Prof. Reinhart Schüppel

Wenn der Schmerz auf andere Lebensbereiche übergreift

Anfangs verbinden sich die negativen Gefühle nur mit dem akuten Schmerz an sich. Chronifiziert sich der Schmerz, neigen Betroffene dazu, dieses negative Befinden sozusagen zu verallgemeinern. Und dann auf andere Lebensbereiche auszudehnen - auf die Arbeit mit Kollegen, die vielleicht mit Stress und Mobbing verbunden ist, auf die schlechte Familiensituation - und auf diese Erfahrungen mit Schmerz zu reagieren.

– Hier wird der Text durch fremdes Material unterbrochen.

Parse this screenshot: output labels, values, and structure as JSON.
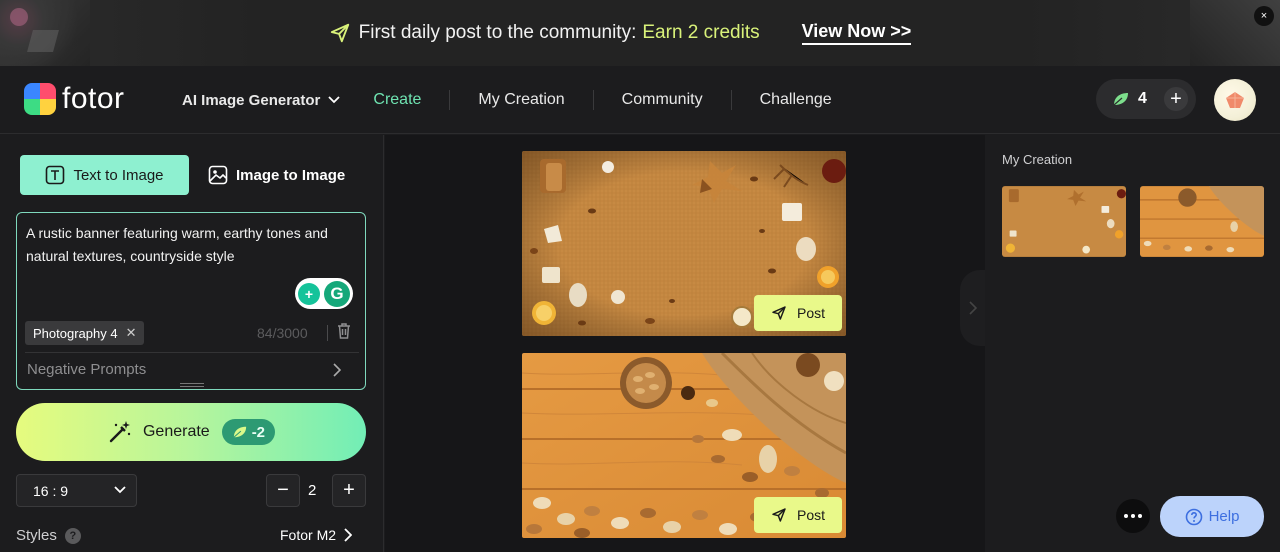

"Wenn der Betroffene so von der Schmerzerkrankung zu depressiven Symptomen gekommen ist, bewertet er den Schmerz noch negativer, und dann wird wiederum die Depression noch schlimmer, und er steckt in einem Teufelskreis oder sogar in einer Spirale, die ihn langsam weiter nach unten zieht."

Prof. Reinhart Schüppel

Kleinere Ereignisse, die man im gesunden Zustand nicht wahrnimmt oder nicht negativ bewertet, erhalten plötzlich eine große Bedeutung.

"Man denkt 'das jetzt auch noch!'. So kann sich ein Schmerz-Lern-Vorgang bei depressiven Menschen einschleichen."

Prof. Reinhart Schüppel

Wie sich das Schmerzempfinden individuell unterscheidet

Wie man mit Schmerz - akutem oder chronischem - umgeht, wird schon durch das Erleben des Kindes geprägt, je nachdem, wie in der Familie und im Umfeld mit Schmerz umgegangen wird. So wird eine grundsätzliche Schmerz-Bewertung gelernt.

"Und es gibt zusätzlich natürlich individuell große Unterschiede. Das eine Kind der Familie geht mit einem Stein im Schuh keinen Meter weiter, das andere springt noch lustig bis zur nächsten Parkbank. Die Bewertung von Schmerz ist auch abhängig von der Kultur, in der wir leben: In westlichen Kulturen wird eine Geburt als sehr schmerzhaft beschrieben, in anderen Kulturen nicht. Das sind alles Einflüsse, die die Wahrnehmung prägen. Natürlich gibt es Dinge, die einfach jedem wehtun. Aber gerade in der Therapie ist diese Bewertung von Schmerz sehr wichtig, weil sie eben sehr, sehr unterschiedlich sein kann."

Prof. Reinhart Schüppel

Der Therapeut und Mediziner Prof. Reinhart Schüppel betont aber auch, dass die individuelle Schmerzerfahrung eines Menschen nicht nach "richtig oder falsch", "echt oder übertrieben" unterschieden und beurteilt oder gar verurteilt werden kann.

"Das, was der Patient gerade schildert, darum geht es schließlich jetzt in diesem Moment. Das muss ernst genommen werden. Und das wird dadurch nicht anders, dass ich ihn mit einem Patienten vergleiche, der möglicherweise viel schlimmer dran ist als er selbst. Wir müssen uns mit jedem Patienten als individuellem Menschen beschäftigen, auch mit seinen ganz persönlichen Schmerzen."